Un détenu battu à mort à la maison d’arrêt de Brest : l’accusé, un « enfant dans un corps d’adulte »
« J’ai tué mon codétenu à Brest. » Ces paroles prononcées « sans aucune émotion, sur un ton monotone », les experts psychiatres s’en souviennent parfaitement. C’est le jour où ils ont rencontré Florian Jouan à la maison d’arrêt, quelques jours après le drame.
« Ce qui nous frappe dans notre examen, c’est la froideur, l’absence d’émotions et la distance », a insisté l’experte Anne-Marie Hemery, lundi 15 avril, au deuxième et dernier jour du procès pour le meurtre d’un détenu de la maison d’arrêt de Brest. centre, la nuit du 23 août 2021. Une date hautement symbolique pour l’accusé.
« Les mal-aimés »
C’était son 25ème anniversaire. Comme si cette date lui rappelait « une enfance bouleversée dès le plus jeune âge par un environnement marqué par l’alcool et la violence paternelle ». Une enfance marquée également par un rejet important de la part de la mère qui l’a eu très jeune. « Mon père était en désaccord avec ma mère », pouvait-il dire.
Issu d’une famille de quatre personnes, Florian Jouan n’a plus aucun lien familial. C’est un homme complètement isolé.

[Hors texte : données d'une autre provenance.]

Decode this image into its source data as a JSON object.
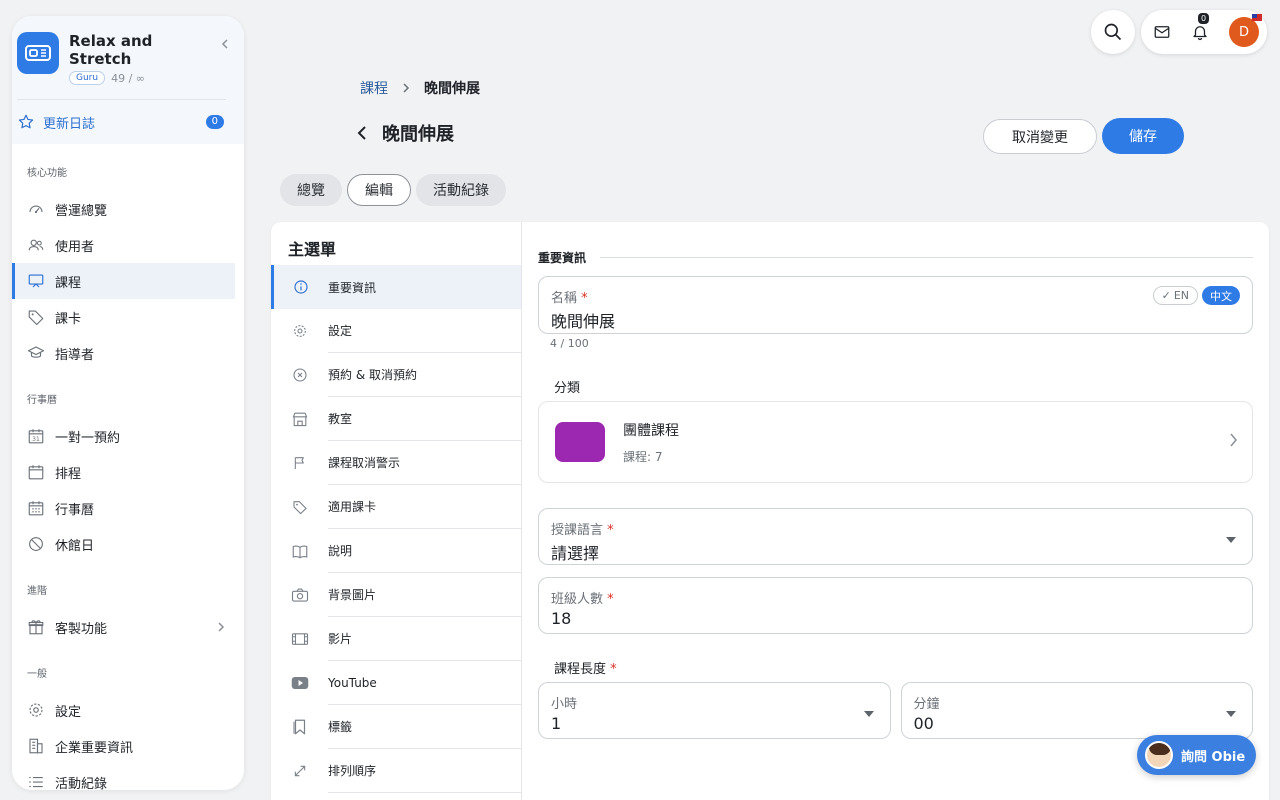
{
  "sidebar": {
    "brand_name": "Relax and Stretch",
    "tier_badge": "Guru",
    "quota": "49 / ∞",
    "changelog_label": "更新日誌",
    "changelog_count": "0",
    "groups": [
      {
        "label": "核心功能",
        "items": [
          {
            "label": "營運總覽",
            "icon": "dashboard-icon"
          },
          {
            "label": "使用者",
            "icon": "users-icon"
          },
          {
            "label": "課程",
            "icon": "presentation-icon",
            "active": true
          },
          {
            "label": "課卡",
            "icon": "tag-icon"
          },
          {
            "label": "指導者",
            "icon": "graduation-cap-icon"
          }
        ]
      },
      {
        "label": "行事曆",
        "items": [
          {
            "label": "一對一預約",
            "icon": "calendar-31-icon"
          },
          {
            "label": "排程",
            "icon": "calendar-icon"
          },
          {
            "label": "行事曆",
            "icon": "calendar-grid-icon"
          },
          {
            "label": "休館日",
            "icon": "ban-icon"
          }
        ]
      },
      {
        "label": "進階",
        "items": [
          {
            "label": "客製功能",
            "icon": "gift-icon"
          }
        ]
      },
      {
        "label": "一般",
        "items": [
          {
            "label": "設定",
            "icon": "gear-icon"
          },
          {
            "label": "企業重要資訊",
            "icon": "building-icon"
          },
          {
            "label": "活動紀錄",
            "icon": "list-icon"
          }
        ]
      }
    ]
  },
  "topbar": {
    "notification_count": "0",
    "avatar_initial": "D"
  },
  "breadcrumb": {
    "parent": "課程",
    "current": "晚間伸展"
  },
  "page": {
    "title": "晚間伸展",
    "cancel_label": "取消變更",
    "save_label": "儲存"
  },
  "tabs": [
    "總覽",
    "編輯",
    "活動紀錄"
  ],
  "menu": {
    "title": "主選單",
    "items": [
      {
        "label": "重要資訊",
        "icon": "info-icon",
        "active": true
      },
      {
        "label": "設定",
        "icon": "gear-icon"
      },
      {
        "label": "預約 & 取消預約",
        "icon": "cancel-circle-icon"
      },
      {
        "label": "教室",
        "icon": "store-icon"
      },
      {
        "label": "課程取消警示",
        "icon": "flag-icon"
      },
      {
        "label": "適用課卡",
        "icon": "tag-icon"
      },
      {
        "label": "說明",
        "icon": "book-icon"
      },
      {
        "label": "背景圖片",
        "icon": "camera-icon"
      },
      {
        "label": "影片",
        "icon": "film-icon"
      },
      {
        "label": "YouTube",
        "icon": "youtube-icon"
      },
      {
        "label": "標籤",
        "icon": "bookmark-icon"
      },
      {
        "label": "排列順序",
        "icon": "resize-arrows-icon"
      }
    ]
  },
  "form": {
    "section_title": "重要資訊",
    "name": {
      "label": "名稱",
      "value": "晚間伸展",
      "counter": "4 / 100",
      "lang_en": "EN",
      "lang_zh": "中文"
    },
    "category": {
      "label": "分類",
      "name": "團體課程",
      "count": "課程: 7",
      "color": "#9c27b0"
    },
    "language": {
      "label": "授課語言",
      "value": "請選擇"
    },
    "capacity": {
      "label": "班級人數",
      "value": "18"
    },
    "duration": {
      "label": "課程長度",
      "hours_label": "小時",
      "hours_value": "1",
      "minutes_label": "分鐘",
      "minutes_value": "00"
    }
  },
  "assistant": {
    "label": "詢問 Obie"
  },
  "colors": {
    "accent": "#2e7be6",
    "required": "#d93025"
  }
}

Il a « le sentiment d’être le mal-aimé de cette famille », a rapporté l’expert, faisant référence à un accusé peu bavard au visage de bébé entouré de longs cheveux blonds. Un « enfant dans un corps d’adulte », un « gamin qui ne supporte pas d’être restreint et qui ne voit pas les conséquences de ses actes ».
« Il ne sait ni lire ni écrire »
Un homme qui a tenté de se construire à travers de nombreux placements en maison d’hébergement depuis l’âge de 7 ans mais aussi des hospitalisations en milieu psychiatrique. A l’école, la vie s’avère tout aussi compliquée pour lui, avec des difficultés d’apprentissage, dues notamment à des troubles dyslexiques et dysorthographiques. « Il ne sait ni lire ni écrire » et « a un léger retard intellectuel », a précisé l’expert psychiatre, rappelant qu’il n’a aucun diplôme et n’a jamais travaillé.

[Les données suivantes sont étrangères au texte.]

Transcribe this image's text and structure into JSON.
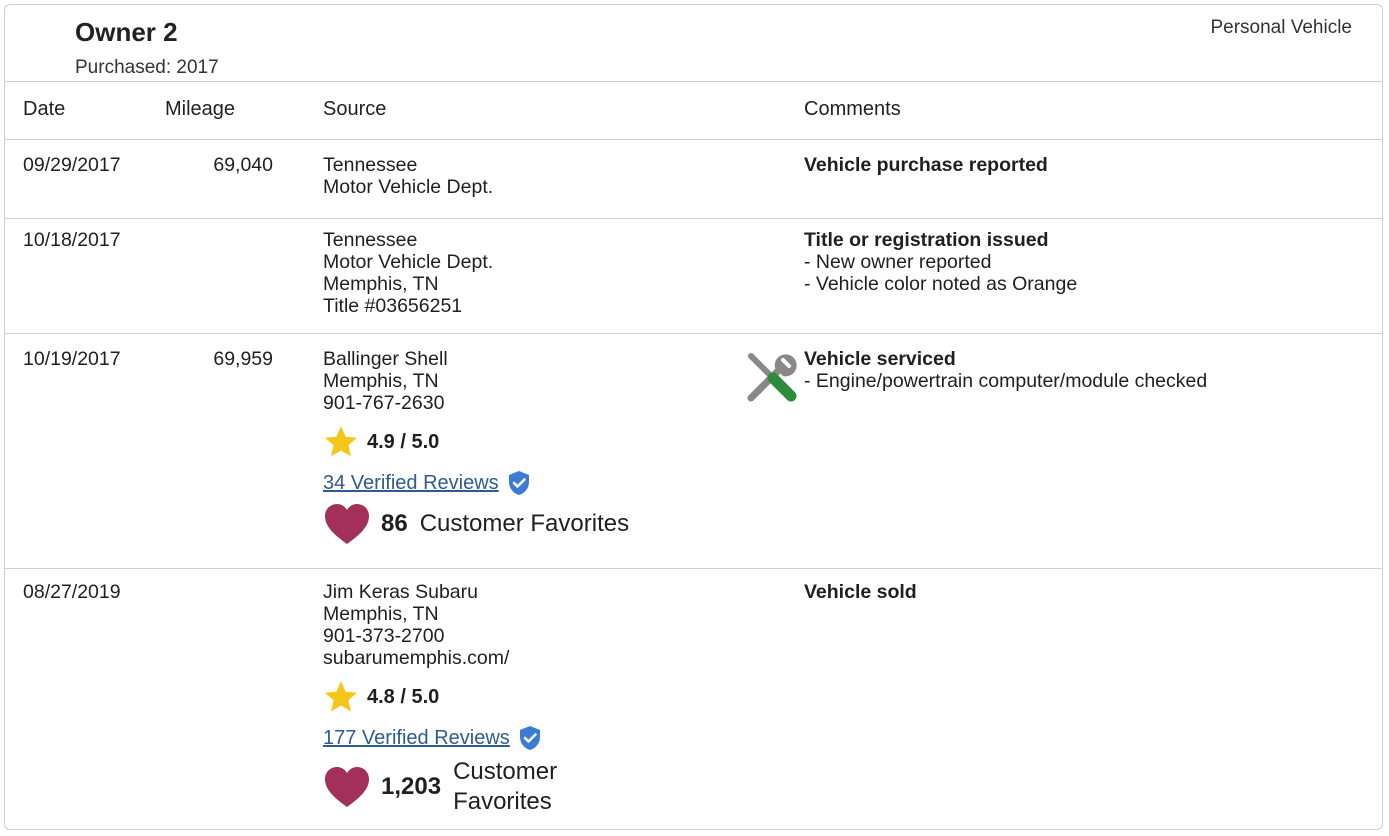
{
  "owner": {
    "title": "Owner 2",
    "purchased": "Purchased: 2017",
    "vehicle_type": "Personal Vehicle"
  },
  "columns": {
    "date": "Date",
    "mileage": "Mileage",
    "source": "Source",
    "comments": "Comments"
  },
  "rows": [
    {
      "date": "09/29/2017",
      "mileage": "69,040",
      "source": [
        "Tennessee",
        "Motor Vehicle Dept."
      ],
      "comment_title": "Vehicle purchase reported",
      "comment_lines": []
    },
    {
      "date": "10/18/2017",
      "mileage": "",
      "source": [
        "Tennessee",
        "Motor Vehicle Dept.",
        "Memphis, TN",
        "Title #03656251"
      ],
      "comment_title": "Title or registration issued",
      "comment_lines": [
        "- New owner reported",
        "- Vehicle color noted as Orange"
      ]
    },
    {
      "date": "10/19/2017",
      "mileage": "69,959",
      "source": [
        "Ballinger Shell",
        "Memphis, TN",
        "901-767-2630"
      ],
      "rating": "4.9 / 5.0",
      "reviews": "34 Verified Reviews",
      "favorites_count": "86",
      "favorites_label": "Customer Favorites",
      "comment_title": "Vehicle serviced",
      "comment_lines": [
        "- Engine/powertrain computer/module checked"
      ],
      "icon": "service-wrench-screwdriver-icon"
    },
    {
      "date": "08/27/2019",
      "mileage": "",
      "source": [
        "Jim Keras Subaru",
        "Memphis, TN",
        "901-373-2700",
        "subarumemphis.com/"
      ],
      "rating": "4.8 / 5.0",
      "reviews": "177 Verified Reviews",
      "favorites_count": "1,203",
      "favorites_label_lines": [
        "Customer",
        "Favorites"
      ],
      "comment_title": "Vehicle sold",
      "comment_lines": []
    }
  ],
  "colors": {
    "border": "#cfcfcf",
    "link": "#2e5b8f",
    "star": "#f5c518",
    "heart": "#a3305a",
    "shield": "#3a7bd5",
    "tool_green": "#2e8b3a",
    "tool_gray": "#888888"
  }
}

À sa majorité, malgré son placement sous tutelle renforcée, la situation s’est aggravée avec un « sentiment d’abandon » qui s’est fortement aggravé. Florian Jouan s’est retrouvé à la rue, errant de gauche à droite, entamant un parcours délinquant qui s’est soldé par des périodes de détention, à partir de 2017, pour des affaires de vols de scooters, de vols de voitures sans permis ainsi que pour des escroqueries à la carte bancaire.

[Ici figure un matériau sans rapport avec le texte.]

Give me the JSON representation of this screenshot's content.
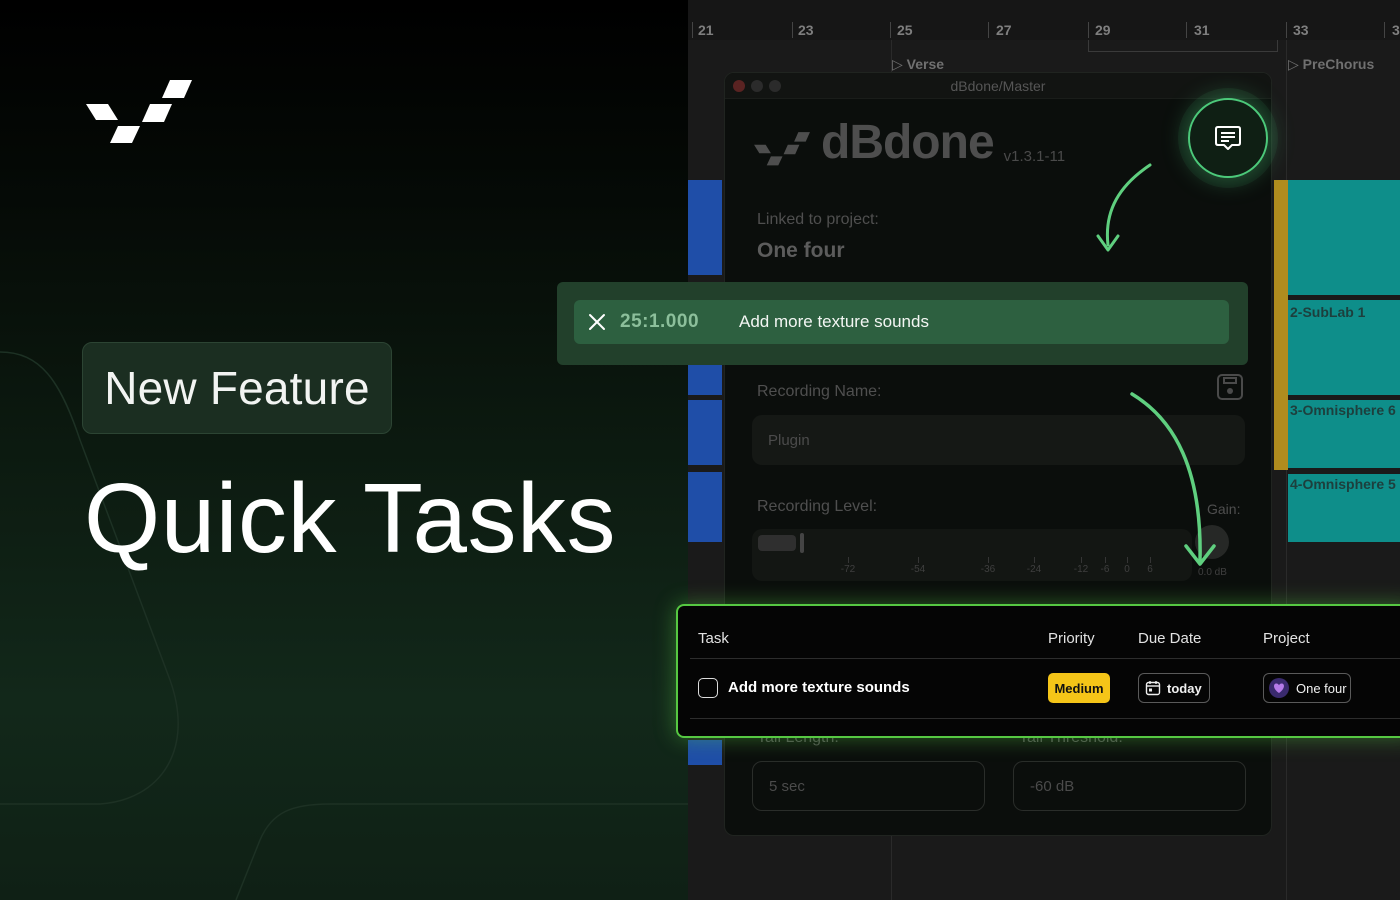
{
  "promo": {
    "badge_label": "New Feature",
    "headline": "Quick Tasks"
  },
  "daw": {
    "ruler_numbers": [
      "21",
      "23",
      "25",
      "27",
      "29",
      "31",
      "33",
      "3"
    ],
    "markers": {
      "verse": "Verse",
      "prechorus": "PreChorus"
    },
    "tracks": [
      "2-SubLab 1",
      "3-Omnisphere 6",
      "4-Omnisphere 5"
    ]
  },
  "plugin": {
    "window_title": "dBdone/Master",
    "brand_name": "dBdone",
    "version": "v1.3.1-11",
    "linked_label": "Linked to project:",
    "linked_project": "One four",
    "recording_name_label": "Recording Name:",
    "recording_name_value": "Plugin",
    "recording_level_label": "Recording Level:",
    "meter_scale": [
      "-72",
      "-54",
      "-36",
      "-24",
      "-12",
      "-6",
      "0",
      "6"
    ],
    "gain_label": "Gain:",
    "gain_value": "0.0 dB",
    "tail_length_label": "Tail Length:",
    "tail_length_value": "5 sec",
    "tail_threshold_label": "Tail Threshold:",
    "tail_threshold_value": "-60 dB"
  },
  "quick_task": {
    "timestamp": "25:1.000",
    "text": "Add more texture sounds"
  },
  "tasks_table": {
    "headers": {
      "task": "Task",
      "priority": "Priority",
      "due": "Due Date",
      "project": "Project"
    },
    "rows": [
      {
        "task": "Add more texture sounds",
        "priority": "Medium",
        "due": "today",
        "project": "One four",
        "done": false
      }
    ]
  },
  "colors": {
    "accent_green": "#4cc97a",
    "quick_task_bar": "#2d6040",
    "priority_medium": "#f5c518",
    "table_glow": "#56c842",
    "clip_blue": "#1f4ea8",
    "clip_teal": "#0e8e8a",
    "clip_gold": "#b08c1e"
  },
  "icons": {
    "logo": "dbdone-logo-icon",
    "chat": "message-list-icon",
    "close": "close-icon",
    "save": "save-disk-icon",
    "calendar": "calendar-icon",
    "project": "heart-avatar-icon"
  }
}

27 changements de cellules en un an
Dans ses relations avec les autres, la situation n’est guère meilleure. Pas de vie affective ou amoureuse. Selon l’expert psychiatre, Florian Jouan a une personnalité « immature » avec une « intolérance à la frustration », un « manque d’empathie, de considération pour l’autre » qui peut faire des « crises de colère » et se montrer violent, même à sa discrétion. contre, « pour des raisons triviales comme le manque de tabac ». Pour preuve, il suffit de constater les innombrables incidents disciplinaires et changements pénitentiaires tout au long de son parcours carcéral. Jusqu’à 27 changements de cellule en un an en raison de difficultés avec les codétenus. Des incidents qui pouvaient souvent survenir à l’approche des dates de sortie, comme s’il « avait peur de l’extérieur », a rapporté son conservateur au bar. « Nous sommes tous d’accord sur le fait qu’il n’a pas sa place en prison, qu’il a besoin de soins mais il refuse tout traitement », a-t-il ajouté.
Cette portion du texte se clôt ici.